Jobs
A job is a single scraping request for one URL, executed through a workflow.
Job lifecycle
Section titled “Job lifecycle”queued → running → completed → failed| Status | Meaning |
|---|---|
queued | In the SQS queue, waiting for a worker |
running | Worker is executing the workflow DAG |
completed | Scrape succeeded, result available |
failed | All providers in the fallback chain failed |
Submitting jobs
Section titled “Submitting jobs”Via API:
curl -X POST https://dashboard.justcrawl.io/api/v1/jobs \ -H "Authorization: Bearer YOUR_API_KEY" \ -H "Content-Type: application/json" \ -d '{"url": "https://example.com"}'Via schedule: Jobs are created automatically when a schedule runs.

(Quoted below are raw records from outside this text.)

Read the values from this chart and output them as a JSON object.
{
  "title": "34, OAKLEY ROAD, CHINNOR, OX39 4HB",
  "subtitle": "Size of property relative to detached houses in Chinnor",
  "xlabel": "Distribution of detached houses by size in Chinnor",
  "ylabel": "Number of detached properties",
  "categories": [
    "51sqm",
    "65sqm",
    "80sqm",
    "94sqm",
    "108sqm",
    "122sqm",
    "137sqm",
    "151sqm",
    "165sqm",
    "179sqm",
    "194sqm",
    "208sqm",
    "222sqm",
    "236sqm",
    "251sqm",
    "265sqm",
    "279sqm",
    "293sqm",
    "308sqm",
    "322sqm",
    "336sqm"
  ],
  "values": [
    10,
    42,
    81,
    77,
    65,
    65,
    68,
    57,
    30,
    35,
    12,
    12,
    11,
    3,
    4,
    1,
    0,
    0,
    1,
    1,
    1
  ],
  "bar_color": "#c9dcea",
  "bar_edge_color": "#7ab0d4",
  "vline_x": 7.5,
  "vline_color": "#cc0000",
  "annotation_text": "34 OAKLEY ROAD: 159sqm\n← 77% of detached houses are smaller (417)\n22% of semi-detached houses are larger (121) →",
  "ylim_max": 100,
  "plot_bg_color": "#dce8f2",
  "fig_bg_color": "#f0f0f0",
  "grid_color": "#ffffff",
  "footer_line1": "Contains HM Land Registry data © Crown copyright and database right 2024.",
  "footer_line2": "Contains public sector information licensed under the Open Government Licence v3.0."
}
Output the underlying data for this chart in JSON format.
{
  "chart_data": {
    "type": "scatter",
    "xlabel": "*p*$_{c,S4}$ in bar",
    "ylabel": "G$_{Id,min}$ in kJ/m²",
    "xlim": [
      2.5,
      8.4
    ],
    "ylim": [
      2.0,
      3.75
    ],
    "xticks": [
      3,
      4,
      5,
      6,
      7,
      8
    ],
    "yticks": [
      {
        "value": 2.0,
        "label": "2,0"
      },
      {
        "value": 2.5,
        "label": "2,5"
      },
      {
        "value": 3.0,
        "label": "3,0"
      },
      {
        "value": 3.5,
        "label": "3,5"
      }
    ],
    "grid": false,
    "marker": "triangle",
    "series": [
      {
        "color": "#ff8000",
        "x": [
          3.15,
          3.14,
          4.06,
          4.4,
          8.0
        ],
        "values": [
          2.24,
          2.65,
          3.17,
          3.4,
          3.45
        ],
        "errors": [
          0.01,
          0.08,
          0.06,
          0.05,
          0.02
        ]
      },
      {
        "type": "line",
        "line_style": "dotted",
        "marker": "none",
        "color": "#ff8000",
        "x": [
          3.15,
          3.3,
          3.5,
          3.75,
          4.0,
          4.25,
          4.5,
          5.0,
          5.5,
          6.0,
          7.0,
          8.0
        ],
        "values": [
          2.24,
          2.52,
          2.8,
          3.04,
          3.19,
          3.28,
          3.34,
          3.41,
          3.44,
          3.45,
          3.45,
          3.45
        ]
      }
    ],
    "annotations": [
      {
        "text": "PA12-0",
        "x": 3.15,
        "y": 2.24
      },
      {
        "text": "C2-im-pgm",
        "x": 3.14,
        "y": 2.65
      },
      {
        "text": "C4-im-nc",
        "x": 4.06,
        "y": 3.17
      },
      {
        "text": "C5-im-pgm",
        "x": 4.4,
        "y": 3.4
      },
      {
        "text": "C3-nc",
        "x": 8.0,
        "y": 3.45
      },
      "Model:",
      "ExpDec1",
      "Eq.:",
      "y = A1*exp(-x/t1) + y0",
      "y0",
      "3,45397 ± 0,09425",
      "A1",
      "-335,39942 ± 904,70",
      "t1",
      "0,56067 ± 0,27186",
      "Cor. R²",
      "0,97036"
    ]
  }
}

Via external queue: Push {"url": "https://example.com"} to your configured SQS queue or webhook.
Execution trace
Section titled “Execution trace”Each job records which nodes in the DAG were executed, in order. The trace shows:
- Which provider was tried
- Whether it succeeded or failed
- Status code, latency, error type (if any)

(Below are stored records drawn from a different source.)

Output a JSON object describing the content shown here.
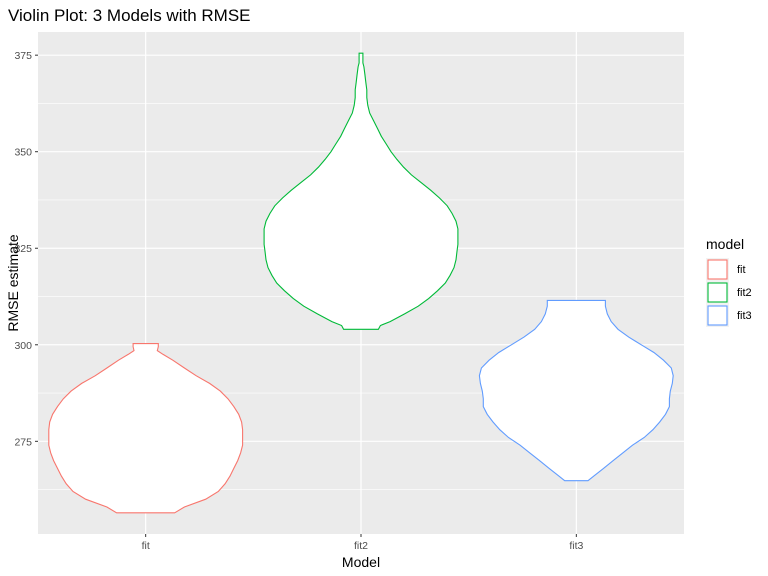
{
  "chart_data": {
    "type": "violin",
    "title": "Violin Plot: 3 Models with RMSE",
    "xlabel": "Model",
    "ylabel": "RMSE estimate",
    "categories": [
      "fit",
      "fit2",
      "fit3"
    ],
    "y_ticks": [
      275,
      300,
      325,
      350,
      375
    ],
    "ylim": [
      251,
      381
    ],
    "grid": true,
    "legend": {
      "title": "model",
      "placement": "right",
      "entries": [
        "fit",
        "fit2",
        "fit3"
      ]
    },
    "series": [
      {
        "name": "fit",
        "color": "#F8766D",
        "min": 256.5,
        "max": 300.3,
        "profile": [
          [
            256.5,
            0.3
          ],
          [
            258,
            0.4
          ],
          [
            260,
            0.62
          ],
          [
            262,
            0.75
          ],
          [
            264,
            0.82
          ],
          [
            266,
            0.87
          ],
          [
            268,
            0.91
          ],
          [
            270,
            0.95
          ],
          [
            272,
            0.98
          ],
          [
            274,
            1.0
          ],
          [
            276,
            1.0
          ],
          [
            278,
            1.0
          ],
          [
            280,
            0.99
          ],
          [
            282,
            0.96
          ],
          [
            284,
            0.91
          ],
          [
            286,
            0.85
          ],
          [
            288,
            0.77
          ],
          [
            290,
            0.66
          ],
          [
            292,
            0.52
          ],
          [
            294,
            0.4
          ],
          [
            296,
            0.28
          ],
          [
            297.5,
            0.18
          ],
          [
            298.5,
            0.12
          ],
          [
            299.5,
            0.13
          ],
          [
            300.3,
            0.13
          ]
        ]
      },
      {
        "name": "fit2",
        "color": "#00BA38",
        "min": 304,
        "max": 375.5,
        "profile": [
          [
            304,
            0.18
          ],
          [
            305,
            0.2
          ],
          [
            306,
            0.3
          ],
          [
            308,
            0.45
          ],
          [
            310,
            0.59
          ],
          [
            312,
            0.7
          ],
          [
            314,
            0.79
          ],
          [
            316,
            0.87
          ],
          [
            318,
            0.92
          ],
          [
            320,
            0.96
          ],
          [
            322,
            0.98
          ],
          [
            324,
            0.99
          ],
          [
            326,
            1.0
          ],
          [
            328,
            1.0
          ],
          [
            330,
            1.0
          ],
          [
            332,
            0.98
          ],
          [
            334,
            0.94
          ],
          [
            336,
            0.89
          ],
          [
            338,
            0.81
          ],
          [
            340,
            0.72
          ],
          [
            342,
            0.62
          ],
          [
            344,
            0.52
          ],
          [
            346,
            0.44
          ],
          [
            348,
            0.37
          ],
          [
            350,
            0.31
          ],
          [
            352,
            0.26
          ],
          [
            354,
            0.21
          ],
          [
            356,
            0.17
          ],
          [
            358,
            0.13
          ],
          [
            360,
            0.09
          ],
          [
            362,
            0.07
          ],
          [
            364,
            0.06
          ],
          [
            366,
            0.06
          ],
          [
            368,
            0.05
          ],
          [
            370,
            0.04
          ],
          [
            372,
            0.03
          ],
          [
            373,
            0.02
          ],
          [
            374,
            0.02
          ],
          [
            375.5,
            0.02
          ]
        ]
      },
      {
        "name": "fit3",
        "color": "#619CFF",
        "min": 264.8,
        "max": 311.5,
        "profile": [
          [
            264.8,
            0.12
          ],
          [
            266,
            0.18
          ],
          [
            268,
            0.28
          ],
          [
            270,
            0.38
          ],
          [
            272,
            0.48
          ],
          [
            274,
            0.58
          ],
          [
            276,
            0.7
          ],
          [
            278,
            0.79
          ],
          [
            280,
            0.86
          ],
          [
            282,
            0.92
          ],
          [
            284,
            0.96
          ],
          [
            286,
            0.96
          ],
          [
            288,
            0.97
          ],
          [
            290,
            0.99
          ],
          [
            292,
            1.0
          ],
          [
            294,
            0.98
          ],
          [
            296,
            0.9
          ],
          [
            298,
            0.8
          ],
          [
            300,
            0.67
          ],
          [
            302,
            0.54
          ],
          [
            304,
            0.43
          ],
          [
            306,
            0.36
          ],
          [
            308,
            0.32
          ],
          [
            310,
            0.3
          ],
          [
            311.5,
            0.3
          ]
        ]
      }
    ]
  }
}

View the trace in the job detail page or via GET /api/v1/jobs/:id.
Getting results
Section titled “Getting results”curl https://dashboard.justcrawl.io/api/v1/jobs/JOB_ID/result \ -H "Authorization: Bearer YOUR_API_KEY"Returns the scraped HTML as text/html. Only available for completed jobs.
Retry behavior
Section titled “Retry behavior”When a service node in the DAG fails, the worker follows the fail edge to the next provider. This is automatic fallback, not manual retry.

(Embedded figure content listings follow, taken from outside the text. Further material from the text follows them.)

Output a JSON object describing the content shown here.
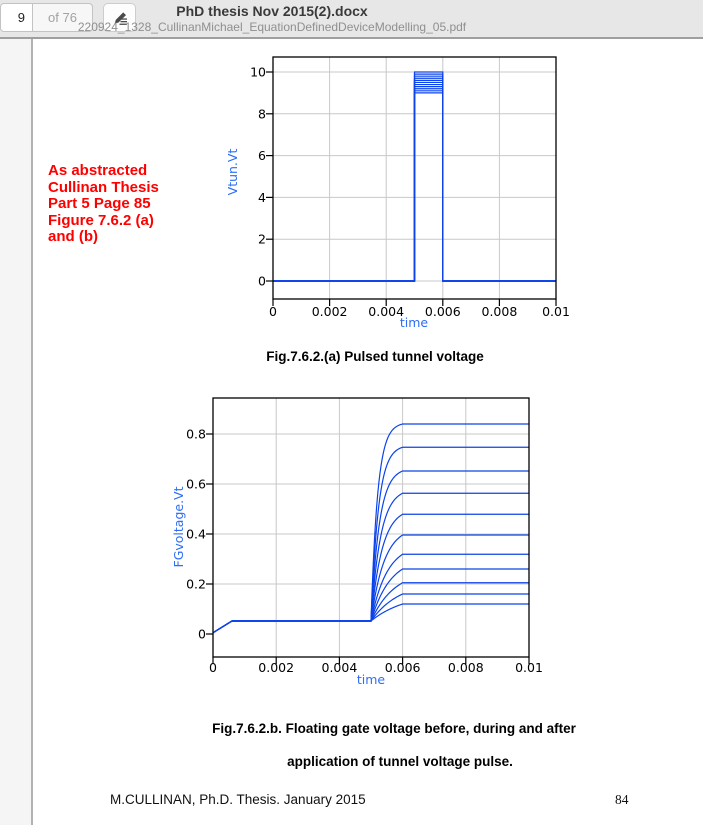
{
  "toolbar": {
    "page_number": "9",
    "page_count_label": "of 76",
    "title": "PhD thesis Nov 2015(2).docx",
    "subtitle": "220924_1328_CullinanMichael_EquationDefinedDeviceModelling_05.pdf"
  },
  "annotation": {
    "lines": [
      "As abstracted",
      "Cullinan Thesis",
      "Part 5 Page 85",
      "Figure 7.6.2 (a)",
      "and (b)"
    ],
    "color": "#ff0000"
  },
  "captions": {
    "fig_a": "Fig.7.6.2.(a) Pulsed tunnel voltage",
    "fig_b_line1": "Fig.7.6.2.b. Floating gate voltage before, during and after",
    "fig_b_line2": "application of tunnel voltage pulse."
  },
  "footer": {
    "left": "M.CULLINAN, Ph.D. Thesis. January 2015",
    "page": "84"
  },
  "colors": {
    "curve": "#0c43ea",
    "axis_label": "#2e6ef5",
    "grid": "#c8c8c8",
    "border": "#000000",
    "tick_text": "#000000"
  },
  "chart_data": [
    {
      "type": "line",
      "title": "",
      "xlabel": "time",
      "ylabel": "Vtun.Vt",
      "xlim": [
        0,
        0.01
      ],
      "ylim": [
        -0.9,
        10.7
      ],
      "xticks": [
        0,
        0.002,
        0.004,
        0.006,
        0.008,
        0.01
      ],
      "xtick_labels": [
        "0",
        "0.002",
        "0.004",
        "0.006",
        "0.008",
        "0.01"
      ],
      "yticks": [
        0,
        2,
        4,
        6,
        8,
        10
      ],
      "ytick_labels": [
        "0",
        "2",
        "4",
        "6",
        "8",
        "10"
      ],
      "grid_x": [
        0.002,
        0.004,
        0.006,
        0.008
      ],
      "grid_y": [
        0,
        2,
        4,
        6,
        8,
        10
      ],
      "grid": true,
      "legend": "none",
      "pulse": {
        "baseline": 0,
        "t_start": 0.005,
        "t_end": 0.006,
        "amplitudes": [
          9,
          9.1,
          9.2,
          9.3,
          9.4,
          9.5,
          9.6,
          9.7,
          9.8,
          9.9,
          10
        ]
      }
    },
    {
      "type": "line",
      "title": "",
      "xlabel": "time",
      "ylabel": "FGvoltage.Vt",
      "xlim": [
        0,
        0.01
      ],
      "ylim": [
        -0.09,
        0.94
      ],
      "xticks": [
        0,
        0.002,
        0.004,
        0.006,
        0.008,
        0.01
      ],
      "xtick_labels": [
        "0",
        "0.002",
        "0.004",
        "0.006",
        "0.008",
        "0.01"
      ],
      "yticks": [
        0,
        0.2,
        0.4,
        0.6,
        0.8
      ],
      "ytick_labels": [
        "0",
        "0.2",
        "0.4",
        "0.6",
        "0.8"
      ],
      "grid_x": [
        0.002,
        0.004,
        0.006,
        0.008
      ],
      "grid_y": [
        0.2,
        0.4,
        0.6,
        0.8
      ],
      "grid": true,
      "legend": "none",
      "initial_level": 0.052,
      "ramp_end_t": 0.0006,
      "rise_start_t": 0.005,
      "rise_end_t": 0.006,
      "series": [
        {
          "final": 0.84
        },
        {
          "final": 0.747
        },
        {
          "final": 0.652
        },
        {
          "final": 0.563
        },
        {
          "final": 0.479
        },
        {
          "final": 0.396
        },
        {
          "final": 0.319
        },
        {
          "final": 0.26
        },
        {
          "final": 0.205
        },
        {
          "final": 0.16
        },
        {
          "final": 0.12
        }
      ]
    }
  ]
}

If the entire DAG is exhausted (all providers failed), the job is marked as failed. The SQS visibility timeout handles re-delivery for transient failures.
Jobs consume credits. Each job costs 1 credit. Check your credit balance at Settings > Billing or via GET /api/v1/plans/status.
When credits are exhausted, job submission returns HTTP 402.